Rocca Imperiale and Calcata, Italy cling dramatically to their hillsides, lit at night like constellations fallen onto rock. Here, life is measured in espresso refills, church festivals and conversations spilling from doorways, not in city timetables.
Bourtange in the Netherlands and Aitoliko in Greece prove villages can be as architecturally daring as any metropolis: one a star-shaped fortress settlement surrounded by moats, the other an islet town stitched to the mainland by slender causeways. Both are masterclasses in how communities adapt to water, trading glass towers for geometric ramparts and fishing boats
From Castle Combe in England to Bernkastel-Kues in Germany, timbered facades and cobbled streets glow under winter markets, offering hot chocolate, brass bands and the feeling of walking through an illustration, not a shopping mall.

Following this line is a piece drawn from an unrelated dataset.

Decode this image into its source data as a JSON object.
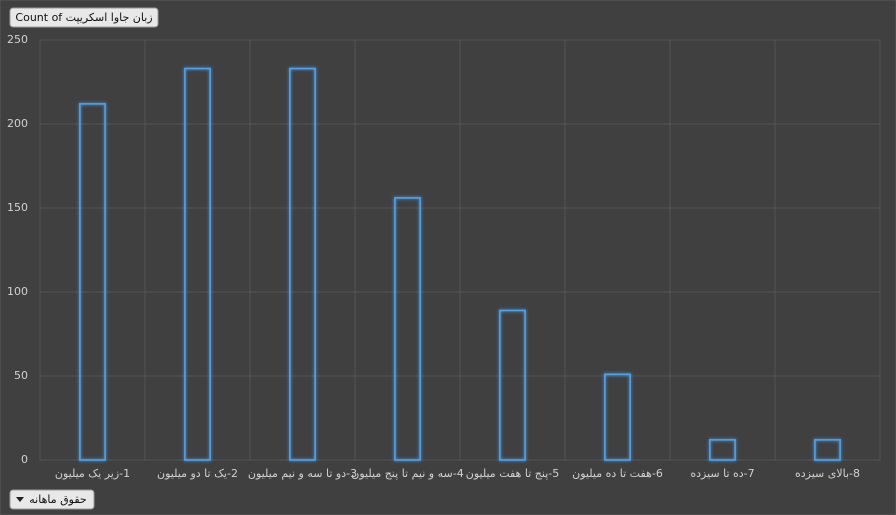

In Scandinavia, Reine in Norway’s Lofoten Islands, Gullholmen in Sweden and Tjørnuvík in the Faroe Islands scatter red and white houses along sharp fjords and stormy bays. Fish-drying racks, boathouses and weather-beaten churches remind travellers that these landscapes are workplaces first, postcards second.
Ogimachi in Shirakawa-gō and Yoshinoyama in Japan frame another rural dream: steep thatched gasshō-zukuri farmhouses piled with snow, or autumn hillsides blazing with maple and cedar under the watchful presence of Mount Yoshino. Night falls, lanterns light up the eaves and the line between village and fairy tale disappears.
In Transylvania, Biertan, Romania encircles its fortified church with a ring of homes and snowy lanes that feel frozen in a quieter century. This is not a place for club-hopping; it is for tracing ramparts at blue hour and listening for the echo of steps on stone.
And then there are the Indian Himalayas, where Anini village in Arunachal Pradesh might be one of the last true frontier landscapes left on the subcontinent. Encircled by the emerald Dibang Valley, cloud forests and the culture of the Idu Mishmi people, Anini is still more handwritten letter than brochure: Dri and Mathun valleys, grasslands like Emuli, and waterfalls that require treks instead of tickets.
How travellers can choose villages over “it” towns
- Redefine your wish list. Instead of nightlife and shopping, prioritise silence, walking, traditional architecture and landscape criteria that naturally point you towards mountain hamlets, lake settlements and island communes.
- Travel deeper, not wider. Pick one region say, the Swiss Bernese Oberland or India’s Dibang Valley and base yourself in a single village for several days, using it as a hub for hikes, day trips and conversations rather than rushing between cities.
- Seek local infrastructure. Look for homestays, village-run guest houses, community guides and small tour operators; in Anini, for example, local stays and guides open doors to Chigu, Emuli grasslands and traditional Idu Mishmi homes that no big chain hotel can replicate.
- Travel off-season. Winter in Grindelwald, Hallstatt or Castle Combe strips away crowds and adds snow, markets and long, luminous evenings, while shoulder seasons in places like Reine or Bourtange reveal daily life beyond peak-tourist theatre.
- Stay curious and respectful. Rural communities are not lifestyle props; they are living cultures with their own rhythms, boundaries and sacred spaces, from Svan towers in Ushguli to monasteries near Mont-Saint-Michel and clan rituals in Anini.
This New Year, the choice is stark: another countdown in a city that barely notices you were there, or a lantern-lit lane where one night is enough for the baker, the innkeeper and the bus driver to remember your face. Book the train that stops one station before the famous town, follow the road that disappears into the hills, and let a village whether in Arunachal’s mist, Georgia’s snow or Switzerland’s valley light rewrite what “cool” travel means for you.